Friday 20 de May, 2022

Desde este año, la OMS reconoce a la adicción a los videojuegos como una enfermedad

Desde el primer minuto de 2022 rige el manual de nuevas enfermedades elaborado por la Organización Mundial de Salud que, entre otras patologías, incluye a la hiperconectividad.

“Es algo que se veía venir desde 2018 cuando la OMS anticipó la publicación del manual y motivó que, desde Observatorio de Adicciones y Consumos Problemáticos de la Defensoría del Pueblo bonaerense, pusiéramos en marcha una serie de acciones vinculadas a la prevención y la concientización”, reflexiona Walter Martello, Defensor del Pueblo Adjunto de la Provincia de Buenos Aires.

La decisión de la OMS fue una respuesta a la tendencia que se venía registrando respecto a las consecuencias que puede generar la hiperconectividad, situación que se vio potenciada producto de los aislamientos y distanciamientos provocados por la pandemia en todo el mundo.

Las últimas estadísticas muestran que, en la Argentina, hay más de 19 millones de jugadores, lo que equivale a nada menos que el 42% de los habitantes, según Asociación de Deportes Electrónicos y Electromecánicos de Argentina. La cantidad en gamers en pandemia se incrementó en un 20% aproximadamente.

Diferencia entre uso, abuso y adicción

Según la OMS el denominado “Trastorno de los Juegos” se encuentra en la categoría de enfermedades relacionadas con comportamientos adictivos que suelen sufrir algunas personas. Es importante una aclaración: al igual que con otras enfermedades adictivas, no es el uso lo que se condena, sino el abuso de características patológicas.

Asimismo, la adopción de políticas que apunten a la prevención resulta perfectamente compatible respecto a la importancia económica que tiene la industria de los videojuegos en la Argentina: una actividad pujante que moviliza cerca de 90 millones de dólares al año e involucra alrededor de 2000 empleos de alta de calificación. Los videojuegos no sólo implican diversión, también tienen un enorme potencial educativo y cultural.
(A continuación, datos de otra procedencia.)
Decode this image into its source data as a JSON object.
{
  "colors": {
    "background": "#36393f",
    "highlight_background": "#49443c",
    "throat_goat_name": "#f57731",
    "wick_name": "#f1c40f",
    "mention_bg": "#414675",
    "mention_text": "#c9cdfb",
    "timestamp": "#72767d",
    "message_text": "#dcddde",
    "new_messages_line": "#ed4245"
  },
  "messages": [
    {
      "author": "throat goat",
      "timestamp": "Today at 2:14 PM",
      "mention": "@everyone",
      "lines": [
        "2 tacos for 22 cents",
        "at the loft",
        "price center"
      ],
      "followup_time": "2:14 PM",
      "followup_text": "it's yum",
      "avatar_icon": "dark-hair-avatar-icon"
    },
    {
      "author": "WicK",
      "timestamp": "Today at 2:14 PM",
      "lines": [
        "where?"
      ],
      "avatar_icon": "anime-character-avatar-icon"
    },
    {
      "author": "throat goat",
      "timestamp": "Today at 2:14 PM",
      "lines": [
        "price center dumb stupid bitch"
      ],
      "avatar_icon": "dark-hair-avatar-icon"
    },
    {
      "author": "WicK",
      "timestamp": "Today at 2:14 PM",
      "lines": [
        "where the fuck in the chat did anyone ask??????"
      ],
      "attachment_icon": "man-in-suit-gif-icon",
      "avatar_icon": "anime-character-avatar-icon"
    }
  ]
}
La adicción a los videojuegos se encuentra dentro de la clasificación de Trastornos mentales, conductuales o del neurodesarrollo. En su definición, desde el organismo de las Naciones Unidas especializado en gestionar políticas de prevención, promoción e intervención en la salud explican: “Se caracterizan por la repetida incapacidad para resistir un impulso o urgencia de realizar un acto que sea gratificante para la persona”.
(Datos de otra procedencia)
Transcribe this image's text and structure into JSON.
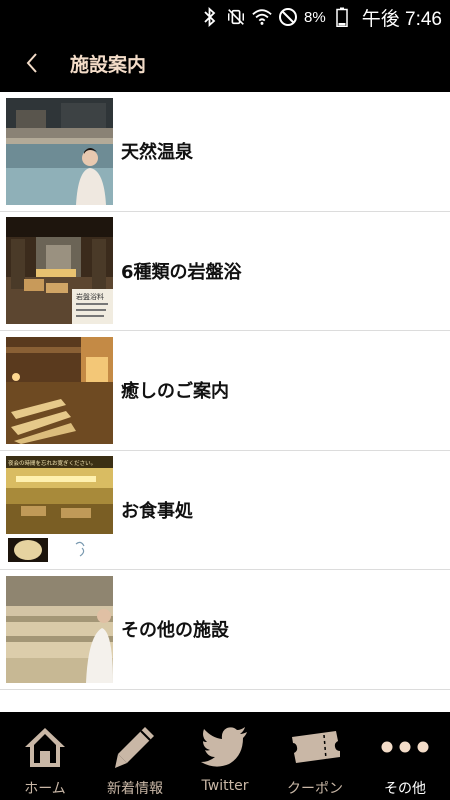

Asimismo, no todo uso excesivo es una adicción: la OMS es clara respecto a que la adicción solo debería ser diagnosticada si dura al menos un año y si perjudica significativamente la habilidad del jugador para desenvolverse en la escuela, el trabajo o entre sus familiares y amigos.

Walter Martello, Defensor del Pueblo Adjunto de la Provincia de Buenos Aires

Estudios y guías

“A partir del primer anuncio de 2018, desde el Observatorio de Adicciones y Consumos Problemáticos pusimos en marcha una serie de iniciativas -declaradas de interés legislativo por el Senado bonaerense- que buscaban generar herramientas que sirvan para prevenir las consecuencias de la excesiva exposición a las pantallas, especialmente por parte de niñas, niños adolescentes y adultos jóvenes”, describe Martello. En aquel entonces, había irrumpido con fuerza el juego Fornite y, a partir de un relevamiento que abarcó 273 entrevistas, pudieron determinar que el 51% de los usuarios consultados jugaba entre dos y tres horas diarias, mientras que 47% reconoció que dejó de hacer distintas actividades para dedicarle más tiempo a los videojuegos.

La última herramienta desarrollada por la Defensoría adapta distintas estrategias internacionales, entre ellas el programa “Pantallas Amigables” de España, que hacen foco en la denominada “desescalada digital”. Así se denomina al proceso de transición hacía un mayor estado de bienestar que producto de una reducción progresiva de la excesiva exposición a las pantallas.

El plan de seis pasos incluido en la Guía elaborada por el Observatorio puede ser realizado por cualquier miembro de la familia sienta la necesidad de hacerlo.  También puede ser parte de un compromiso colectivo donde se establezcan metas individualizadas pero un objetivo común como es, en este caso, desescalar el sobreuso de pantallas.